25. The method of claim 1, wherein said separately reconstructing includes separately reconstructing said first volumetric region and reconstructing said second volumetric region according to said respectively independent dynamic characteristics of said respective first and second volumetric regions; wherein said method further includes combining said first and second reconstructed volumetric regions into a single image.

26. The method of claim 1, wherein said separately reconstructing comprises using at least two different said models for different portions of said at least one of said volumetric regions.

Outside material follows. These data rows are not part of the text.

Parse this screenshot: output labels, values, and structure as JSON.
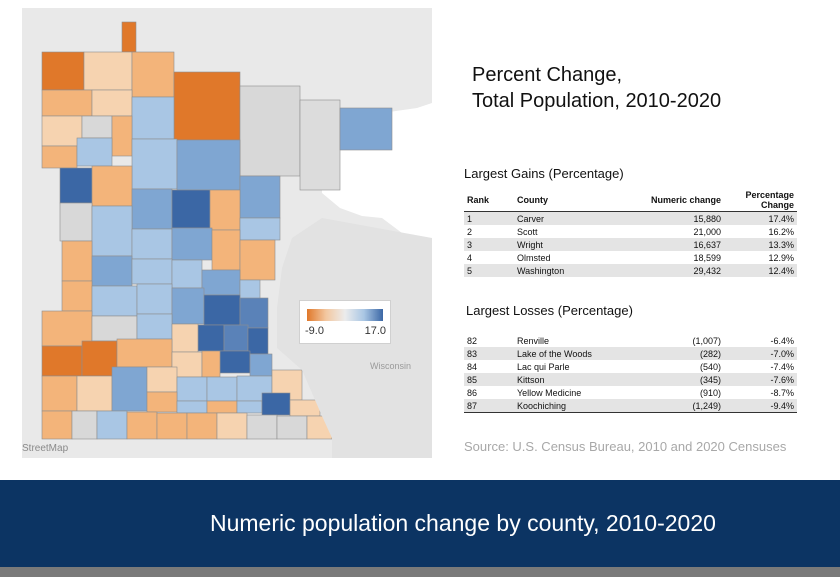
{
  "title": {
    "line1": "Percent Change,",
    "line2": "Total Population, 2010-2020"
  },
  "map": {
    "attribution": "StreetMap",
    "state_label": "Wisconsin",
    "legend": {
      "min": "-9.0",
      "max": "17.0"
    },
    "colors": {
      "strong_negative": "#e0782a",
      "negative": "#f3b47a",
      "light_negative": "#f6d3b0",
      "neutral": "#d8d8d8",
      "light_positive": "#a9c6e4",
      "positive": "#7fa6d2",
      "strong_positive": "#3b67a5"
    }
  },
  "gains": {
    "heading": "Largest Gains (Percentage)",
    "columns": [
      "Rank",
      "County",
      "Numeric change",
      "Percentage Change"
    ],
    "rows": [
      [
        "1",
        "Carver",
        "15,880",
        "17.4%"
      ],
      [
        "2",
        "Scott",
        "21,000",
        "16.2%"
      ],
      [
        "3",
        "Wright",
        "16,637",
        "13.3%"
      ],
      [
        "4",
        "Olmsted",
        "18,599",
        "12.9%"
      ],
      [
        "5",
        "Washington",
        "29,432",
        "12.4%"
      ]
    ]
  },
  "losses": {
    "heading": "Largest Losses (Percentage)",
    "rows": [
      [
        "82",
        "Renville",
        "(1,007)",
        "-6.4%"
      ],
      [
        "83",
        "Lake of the Woods",
        "(282)",
        "-7.0%"
      ],
      [
        "84",
        "Lac qui Parle",
        "(540)",
        "-7.4%"
      ],
      [
        "85",
        "Kittson",
        "(345)",
        "-7.6%"
      ],
      [
        "86",
        "Yellow Medicine",
        "(910)",
        "-8.7%"
      ],
      [
        "87",
        "Koochiching",
        "(1,249)",
        "-9.4%"
      ]
    ]
  },
  "source": "Source: U.S. Census Bureau, 2010 and 2020 Censuses",
  "banner": "Numeric population change by county, 2010-2020"
}
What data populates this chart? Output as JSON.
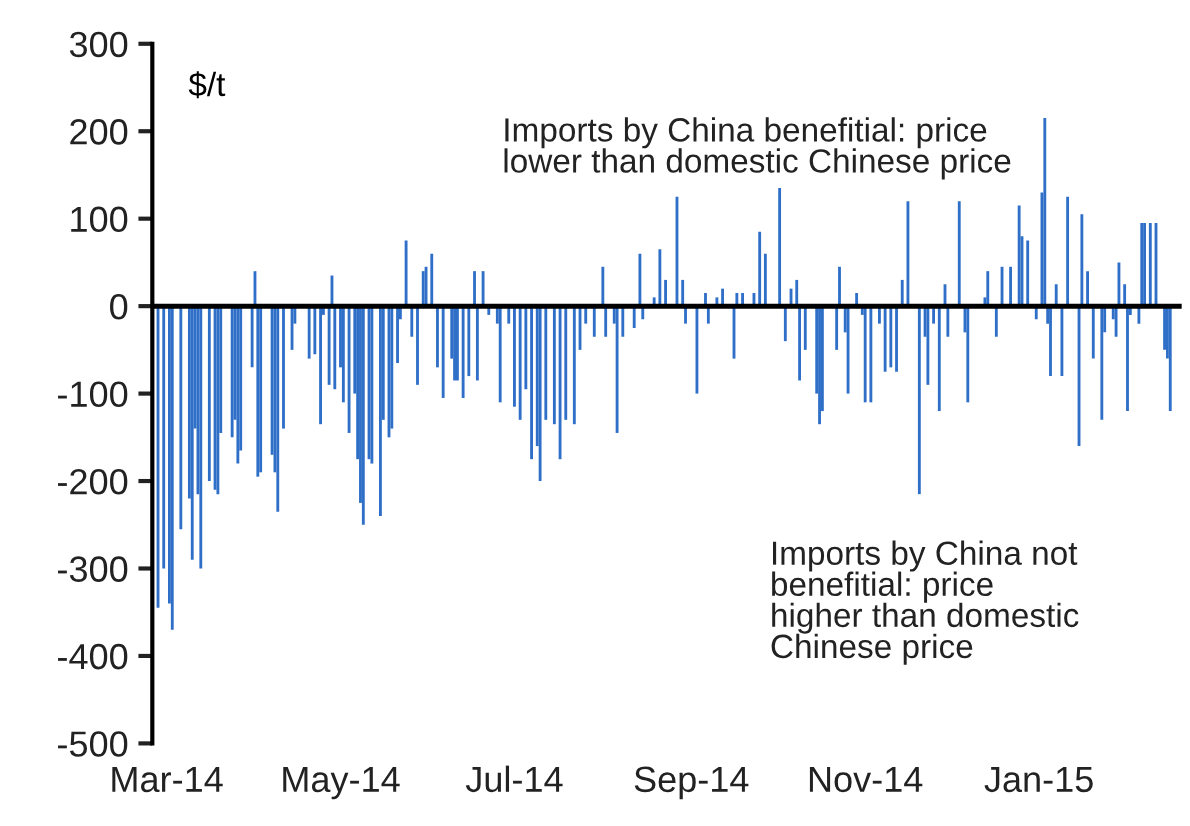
{
  "chart_data": {
    "type": "bar",
    "ylabel": "$/t",
    "x": [
      "2014-02-26",
      "2014-02-28",
      "2014-03-02",
      "2014-03-03",
      "2014-03-06",
      "2014-03-09",
      "2014-03-10",
      "2014-03-11",
      "2014-03-12",
      "2014-03-13",
      "2014-03-16",
      "2014-03-18",
      "2014-03-19",
      "2014-03-20",
      "2014-03-24",
      "2014-03-25",
      "2014-03-26",
      "2014-03-27",
      "2014-03-31",
      "2014-04-01",
      "2014-04-02",
      "2014-04-03",
      "2014-04-07",
      "2014-04-08",
      "2014-04-09",
      "2014-04-11",
      "2014-04-14",
      "2014-04-15",
      "2014-04-16",
      "2014-04-20",
      "2014-04-22",
      "2014-04-24",
      "2014-04-25",
      "2014-04-27",
      "2014-04-28",
      "2014-04-29",
      "2014-05-01",
      "2014-05-02",
      "2014-05-04",
      "2014-05-06",
      "2014-05-07",
      "2014-05-08",
      "2014-05-09",
      "2014-05-11",
      "2014-05-12",
      "2014-05-15",
      "2014-05-16",
      "2014-05-18",
      "2014-05-19",
      "2014-05-21",
      "2014-05-22",
      "2014-05-24",
      "2014-05-26",
      "2014-05-28",
      "2014-05-30",
      "2014-05-31",
      "2014-06-02",
      "2014-06-04",
      "2014-06-06",
      "2014-06-09",
      "2014-06-10",
      "2014-06-11",
      "2014-06-13",
      "2014-06-15",
      "2014-06-17",
      "2014-06-18",
      "2014-06-20",
      "2014-06-22",
      "2014-06-23",
      "2014-06-25",
      "2014-06-26",
      "2014-06-29",
      "2014-07-01",
      "2014-07-03",
      "2014-07-05",
      "2014-07-07",
      "2014-07-09",
      "2014-07-10",
      "2014-07-12",
      "2014-07-15",
      "2014-07-17",
      "2014-07-19",
      "2014-07-22",
      "2014-07-24",
      "2014-07-26",
      "2014-07-29",
      "2014-08-01",
      "2014-08-02",
      "2014-08-05",
      "2014-08-06",
      "2014-08-08",
      "2014-08-12",
      "2014-08-14",
      "2014-08-15",
      "2014-08-19",
      "2014-08-21",
      "2014-08-23",
      "2014-08-27",
      "2014-08-29",
      "2014-08-30",
      "2014-09-01",
      "2014-09-03",
      "2014-09-06",
      "2014-09-07",
      "2014-09-09",
      "2014-09-10",
      "2014-09-12",
      "2014-09-16",
      "2014-09-17",
      "2014-09-19",
      "2014-09-23",
      "2014-09-25",
      "2014-09-27",
      "2014-09-30",
      "2014-10-02",
      "2014-10-04",
      "2014-10-06",
      "2014-10-08",
      "2014-10-09",
      "2014-10-11",
      "2014-10-15",
      "2014-10-16",
      "2014-10-17",
      "2014-10-22",
      "2014-10-23",
      "2014-10-25",
      "2014-10-26",
      "2014-10-29",
      "2014-10-31",
      "2014-11-01",
      "2014-11-03",
      "2014-11-06",
      "2014-11-08",
      "2014-11-10",
      "2014-11-12",
      "2014-11-14",
      "2014-11-16",
      "2014-11-20",
      "2014-11-22",
      "2014-11-23",
      "2014-11-25",
      "2014-11-27",
      "2014-11-29",
      "2014-11-30",
      "2014-12-04",
      "2014-12-06",
      "2014-12-07",
      "2014-12-13",
      "2014-12-14",
      "2014-12-17",
      "2014-12-19",
      "2014-12-22",
      "2014-12-25",
      "2014-12-26",
      "2014-12-28",
      "2014-12-31",
      "2015-01-02",
      "2015-01-03",
      "2015-01-04",
      "2015-01-05",
      "2015-01-07",
      "2015-01-09",
      "2015-01-11",
      "2015-01-15",
      "2015-01-16",
      "2015-01-18",
      "2015-01-20",
      "2015-01-23",
      "2015-01-24",
      "2015-01-27",
      "2015-01-28",
      "2015-01-29",
      "2015-01-31",
      "2015-02-01",
      "2015-02-02",
      "2015-02-05",
      "2015-02-06",
      "2015-02-07",
      "2015-02-09",
      "2015-02-11",
      "2015-02-14",
      "2015-02-15",
      "2015-02-16"
    ],
    "values": [
      -345,
      -300,
      -340,
      -370,
      -255,
      -220,
      -290,
      -140,
      -215,
      -300,
      -200,
      -210,
      -215,
      -145,
      -150,
      -130,
      -180,
      -165,
      -70,
      40,
      -195,
      -190,
      -170,
      -190,
      -235,
      -140,
      -50,
      -20,
      null,
      -60,
      -55,
      -135,
      -10,
      -90,
      35,
      -95,
      -70,
      -110,
      -145,
      -100,
      -175,
      -225,
      -250,
      -175,
      -180,
      -240,
      -130,
      -150,
      -140,
      -65,
      -15,
      75,
      -35,
      -90,
      40,
      45,
      60,
      -70,
      -105,
      -60,
      -85,
      -85,
      -105,
      -80,
      40,
      -85,
      40,
      -10,
      null,
      -20,
      -110,
      -20,
      -115,
      -130,
      -95,
      -175,
      -160,
      -200,
      -130,
      -135,
      -175,
      -130,
      -135,
      -50,
      -20,
      -35,
      45,
      -35,
      -20,
      -145,
      -35,
      -25,
      60,
      -15,
      10,
      65,
      30,
      125,
      30,
      -20,
      null,
      -100,
      15,
      -20,
      null,
      10,
      20,
      -60,
      15,
      15,
      15,
      85,
      60,
      null,
      135,
      -40,
      20,
      30,
      -85,
      -50,
      -100,
      -135,
      -120,
      -50,
      45,
      -30,
      -100,
      15,
      -10,
      -110,
      -110,
      -20,
      -75,
      -70,
      -75,
      30,
      120,
      -215,
      -35,
      -90,
      -20,
      -120,
      25,
      -35,
      120,
      -30,
      -110,
      10,
      40,
      -35,
      45,
      45,
      115,
      80,
      75,
      -15,
      130,
      215,
      -20,
      -80,
      25,
      -80,
      125,
      -160,
      105,
      40,
      -60,
      -130,
      -30,
      -15,
      -35,
      50,
      25,
      -120,
      -10,
      -20,
      95,
      95,
      95,
      95,
      -50,
      -60,
      -120
    ],
    "color": "#2f6fc7",
    "xlim": [
      "2014-02-24",
      "2015-02-20"
    ],
    "xticks": [
      {
        "value": "2014-03-01",
        "label": "Mar-14"
      },
      {
        "value": "2014-05-01",
        "label": "May-14"
      },
      {
        "value": "2014-07-01",
        "label": "Jul-14"
      },
      {
        "value": "2014-09-01",
        "label": "Sep-14"
      },
      {
        "value": "2014-11-01",
        "label": "Nov-14"
      },
      {
        "value": "2015-01-01",
        "label": "Jan-15"
      }
    ],
    "ylim": [
      -500,
      300
    ],
    "yticks": [
      -500,
      -400,
      -300,
      -200,
      -100,
      0,
      100,
      200,
      300
    ],
    "ref_lines": [
      {
        "axis": "y",
        "value": 0,
        "color": "#000000",
        "line_style": "solid"
      }
    ],
    "grid": false,
    "legend": false,
    "annotations": [
      "Imports by China benefitial: price\nlower than domestic Chinese price",
      "Imports by China not\nbenefitial: price\nhigher than domestic\nChinese price"
    ]
  }
}
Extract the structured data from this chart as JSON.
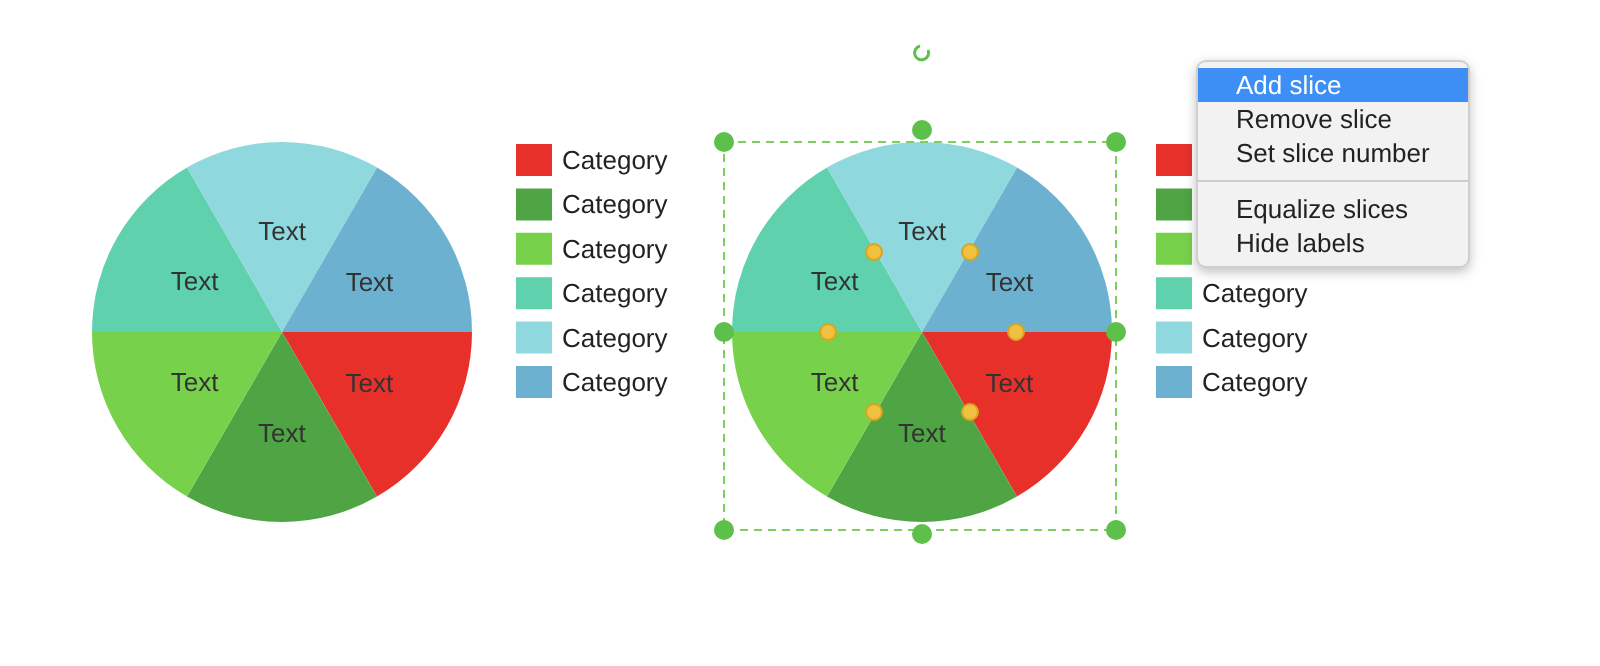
{
  "chart_data": [
    {
      "type": "pie",
      "categories": [
        "Category",
        "Category",
        "Category",
        "Category",
        "Category",
        "Category"
      ],
      "values": [
        16.67,
        16.67,
        16.66,
        16.67,
        16.67,
        16.66
      ],
      "colors": [
        "#e8302a",
        "#4fa443",
        "#77d14b",
        "#5fd1ad",
        "#8fd9de",
        "#6db1d1"
      ],
      "value_labels": [
        "Text",
        "Text",
        "Text",
        "Text",
        "Text",
        "Text"
      ],
      "legend": "right"
    },
    {
      "type": "pie",
      "categories": [
        null,
        null,
        null,
        "Category",
        "Category",
        "Category"
      ],
      "values": [
        16.67,
        16.67,
        16.66,
        16.67,
        16.67,
        16.66
      ],
      "colors": [
        "#e8302a",
        "#4fa443",
        "#77d14b",
        "#5fd1ad",
        "#8fd9de",
        "#6db1d1"
      ],
      "value_labels": [
        "Text",
        "Text",
        "Text",
        "Text",
        "Text",
        "Text"
      ],
      "legend": "right",
      "annotations": [
        "Add slice",
        "Remove slice",
        "Set slice number",
        "Equalize slices",
        "Hide labels"
      ]
    }
  ]
}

27. The method of claim 1, wherein said structural image is a first reconstruction based on said radioactive emissions of said overall volume.

28. The method of claim 1, wherein said model describes a relationship, between radioactive emission intensities and concentration of radioactive tracer in the blood, uptake time constant of the tissue, and washout time constant of the tissue.

29. The method of claim 1, wherein said using said model comprises generating, for said at least one volumetric region, a three dimensional relationship with time between said radioactive emission intensities and said one or more of: concentration of radioactive tracer in the blood, uptake time constant of the tissue and washout time constant of the tissue.